I grew up on the road, in part. My father and his second wife traveled the Renaissance Festival circuit, selling their art of pressed floral arrangements between glass. We would make trips every year to Texas, Arizona, Maryland. In the summer, we had a booth at the Bristol Renaissance Faire, on the border of Wisconsin and Illinois, and much closer to home than many of the others. We would make that 7-hour trek each weekend for the 2 1/2-month run of the show, and it was considered to be a "quick trip." Indeed, I remember my first solo road-trip was driving to Bristol in a Mazda pick-up truck, only a few months after I got my license. I'll remember that trip forever - I was thrilled, and felt so happy and free. The road held infinite possibilities: it could take me home, or absolutely anywhere. I could just keep driving. I could even lose the map, and just keep truckin'. I felt like a real gypsy.

I love road trips, and regret it's been so long since I've made one. For many years, my best friend and I would make trips out to the National Rainbow Gatherings for a few weeks in the summer. She lives in New York, and I'm in the midwest, so it would be our special time together... traveling down new roads, into beautiful National Parks all over the country, camping and living off the land. It's been too many years since we've made that trip. Every time we've missed it, we've vowed to make it the following year, but life gets busy and in the way of our plans. We have become more sedentary (much to the dismay of our youthful ambitions!).

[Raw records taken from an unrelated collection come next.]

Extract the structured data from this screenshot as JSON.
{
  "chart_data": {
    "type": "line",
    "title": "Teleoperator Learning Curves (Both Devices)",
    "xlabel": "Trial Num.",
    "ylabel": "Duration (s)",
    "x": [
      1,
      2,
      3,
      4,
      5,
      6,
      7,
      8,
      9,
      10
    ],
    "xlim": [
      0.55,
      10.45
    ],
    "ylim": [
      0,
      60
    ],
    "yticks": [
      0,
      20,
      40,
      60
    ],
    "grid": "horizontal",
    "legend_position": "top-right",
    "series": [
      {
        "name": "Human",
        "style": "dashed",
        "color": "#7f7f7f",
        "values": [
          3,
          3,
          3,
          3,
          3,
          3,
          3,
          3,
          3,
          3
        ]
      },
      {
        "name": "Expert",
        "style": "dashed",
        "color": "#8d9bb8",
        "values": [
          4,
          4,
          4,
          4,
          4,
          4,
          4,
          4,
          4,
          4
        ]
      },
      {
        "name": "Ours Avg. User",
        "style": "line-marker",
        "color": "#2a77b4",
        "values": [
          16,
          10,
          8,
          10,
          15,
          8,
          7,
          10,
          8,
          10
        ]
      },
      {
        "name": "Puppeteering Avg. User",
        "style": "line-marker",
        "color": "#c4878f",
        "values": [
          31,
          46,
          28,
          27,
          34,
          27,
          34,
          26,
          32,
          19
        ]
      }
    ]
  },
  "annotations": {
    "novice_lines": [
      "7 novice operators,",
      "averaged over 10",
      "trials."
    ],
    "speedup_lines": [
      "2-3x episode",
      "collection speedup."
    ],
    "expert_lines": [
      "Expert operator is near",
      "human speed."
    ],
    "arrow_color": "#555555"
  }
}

Thinking about it now, I'm a little envious of my ex. What a perfectly beautiful day to set off down the highway, en route to a new life, a new adventure. A new country he's never traveled, with vast expanses of open land - quite different from the small-but-mighty country of Israel. Not that he's a stranger to travel, mind you, as he's been to well over 25 countries around the world. He lived in India for almost a year, traveling south to north, into Tibet and Nepal. I don't know if the landscape on this journey will prove as moving or interesting, but I'm sure it will move him in some way...

I've traveled the American highways so much in my life, that it's become somewhat ordinary in my mind. But if I think back, I can easily remember the beauty of Texas Bluebonnets blooming in spring; or Saguaro cacti towering over us in Arizona; or the brilliant red cliffs we climbed in Utah. Any place seen for the first time has its wonders. No doubt, he will discover many on the way. Even more so, is the feeling behind it - that he is setting off on an unknown adventure to the east coast and New York City... dreaming and wondering of what awaits him there.

I confess, I was a little sad to wake up and know that my good friend is no longer nearby. To know it may be a very long time til I see him again. To really feel that last binding thread has broken, and we are now in every sense independent of each other. My eyes water with tears for a moment, and then I'm smiling again - it's bittersweet. I know we will both miss each other, but we are also both excited to be starting new chapters in our lives.

Some people think of relationships as two roads that merge together as one. I've always seen it differently: I see it as two roads running parallel to each other, for whatever stretch of time or distance. Some people enjoy moving forward in the same direction for years and lifetimes. Others detour. I guess that's what happened with us. But I'm grateful, and take great comfort in knowing that there remains a third path - the road between us - which will forever remain open, and look forward to the days when we might make small journeys towards each other, with each other, as friends, again.